Re: [PATCH] reiserfs: Force type conversion in xattr_hash

Al Viro <viro@xxxxxxxxxxxxxxxxxx> · Sun, 21 Apr 2019 18:02:35 +0100

On Thu, Apr 18, 2019 at 03:50:19PM -0700, Andrew Morton wrote:
> On Wed, 17 Apr 2019 17:22:00 +0530 Bharath Vedartham <linux.bhar@xxxxxxxxx> wrote:
> 
> > This patch fixes the sparse warning:
> > 
> > fs/reiserfs//xattr.c:453:28: warning: incorrect type in return
> > expression (different base types)
> > fs/reiserfs//xattr.c:453:28:    expected unsigned int
> > fs/reiserfs//xattr.c:453:28:    got restricted __wsum
> > fs/reiserfs//xattr.c:453:28: warning: incorrect type in return
> > expression (different base types)
> > fs/reiserfs//xattr.c:453:28:    expected unsigned int
> > fs/reiserfs//xattr.c:453:28:    got restricted __wsum
> > 
> > csum_partial returns restricted integer __wsum whereas xattr_hash
> > expects a return type of __u32.
> > 
> > ...
> >
> > --- a/fs/reiserfs/xattr.c
> > +++ b/fs/reiserfs/xattr.c
> > @@ -450,7 +450,7 @@ static struct page *reiserfs_get_page(struct inode *dir, size_t n)
> >  
> >  static inline __u32 xattr_hash(const char *msg, int len)
> >  {
> > -	return csum_partial(msg, len, 0);
> > +	return (__force __u32)csum_partial(msg, len, 0);
> >  }
> >  
> >  int reiserfs_commit_write(struct file *f, struct page *page,
> 
> hm.  Conversion from int to __u32 should be OK - why is sparse being so
> picky here?

Because csum_partial() returns __wsum_t, not int.

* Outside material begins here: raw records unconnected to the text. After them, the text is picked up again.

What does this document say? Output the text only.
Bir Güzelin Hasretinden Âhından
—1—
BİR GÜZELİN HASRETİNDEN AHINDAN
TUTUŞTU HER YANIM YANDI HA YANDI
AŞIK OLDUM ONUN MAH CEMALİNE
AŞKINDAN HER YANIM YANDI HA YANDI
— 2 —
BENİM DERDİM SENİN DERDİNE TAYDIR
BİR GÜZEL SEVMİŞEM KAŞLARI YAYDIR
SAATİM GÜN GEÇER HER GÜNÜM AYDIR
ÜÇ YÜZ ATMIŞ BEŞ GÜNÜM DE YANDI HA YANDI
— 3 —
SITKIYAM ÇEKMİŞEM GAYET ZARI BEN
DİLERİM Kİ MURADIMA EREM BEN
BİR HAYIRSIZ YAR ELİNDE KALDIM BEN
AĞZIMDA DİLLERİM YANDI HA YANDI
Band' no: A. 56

> Why is the __force needed, btw?

So that accidental mixing of those csums (both 16bit and 32bit) with
host- or net-endian would be caught.

And I'm not at all sure reiserfs xattr_hash() doesn't bugger it up, actually.

Recall that 16bit inet csum is the sum of 16bit words (treated as host-endian)
modulo 0xffff, i.e. the entire buffer interpreted as host-endian integer
taken modulo 0xffff.  That has a lovely property - memory representation
of that value is the same whether we'd done calculations on b-e or l-e
host; the reason is that modulo 65535 byteswap is the same as multiplying
by 256, so the sum of byteswapped 16bit values modulo 65535 is byteswapped
sum of original values.

csum_partial() is sum of 32bit words (treated as host-endian) modulo 0xffffffff,
i.e. the entire buffer treated as host-endian number modulo 0xffffffff.
It is convenient when we want to calculate the 16bit csum - 0xffffffff is
a multiple of 0xffff, so residue modulo 0xffffffff determines the residue
modulo 0xffff; that's what csum_fold() is.

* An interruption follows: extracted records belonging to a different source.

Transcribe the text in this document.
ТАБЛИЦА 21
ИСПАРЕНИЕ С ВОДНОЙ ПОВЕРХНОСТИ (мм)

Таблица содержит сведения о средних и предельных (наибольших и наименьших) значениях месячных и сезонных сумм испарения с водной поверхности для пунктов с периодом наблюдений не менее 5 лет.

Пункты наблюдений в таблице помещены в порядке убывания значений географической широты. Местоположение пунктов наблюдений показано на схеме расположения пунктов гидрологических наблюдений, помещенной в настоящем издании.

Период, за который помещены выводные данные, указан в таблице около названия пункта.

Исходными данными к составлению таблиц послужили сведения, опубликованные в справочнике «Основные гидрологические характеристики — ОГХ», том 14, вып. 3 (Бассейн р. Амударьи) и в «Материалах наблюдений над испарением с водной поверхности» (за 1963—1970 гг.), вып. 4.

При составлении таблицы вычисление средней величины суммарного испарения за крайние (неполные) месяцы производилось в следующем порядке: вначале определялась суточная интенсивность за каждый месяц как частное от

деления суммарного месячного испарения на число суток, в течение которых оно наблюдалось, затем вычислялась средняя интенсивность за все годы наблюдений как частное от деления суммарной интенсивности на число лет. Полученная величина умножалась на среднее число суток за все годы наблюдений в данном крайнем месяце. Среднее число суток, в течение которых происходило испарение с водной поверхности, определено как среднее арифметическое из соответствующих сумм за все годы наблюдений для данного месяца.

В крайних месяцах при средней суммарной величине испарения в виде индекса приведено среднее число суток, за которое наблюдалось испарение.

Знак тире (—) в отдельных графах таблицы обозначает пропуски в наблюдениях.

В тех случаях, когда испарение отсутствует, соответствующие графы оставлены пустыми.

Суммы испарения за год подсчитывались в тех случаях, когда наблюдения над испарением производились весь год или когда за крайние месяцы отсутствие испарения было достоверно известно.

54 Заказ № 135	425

However, result of csum_partial() on big- and little-endian hosts
does *not* have the same property.  Consider e.g. an array {0, 0, 0, 128,
0, 0, 0, 128}.  csum_partial of that on l-e will be (2^31 + 2^31)mod(2^32 - 1),
i.e. 1, with {1, 0, 0, 0} as memory representation.  16bit csum will
again be 1, with {1, 0} as memory representation.  On big-endian we
get (128 + 128)mod(2^32 - 1), i.e. 256, with {0, 0, 1, 0} as memory
representation.  16bit csum is again 256, stored as {1, 0}, i.e.
the same as if we'd done everything on l-e; however, raw csum_partial()
values have different memory representations.  They certainly are
different as host-endian (and so are 16bit csums).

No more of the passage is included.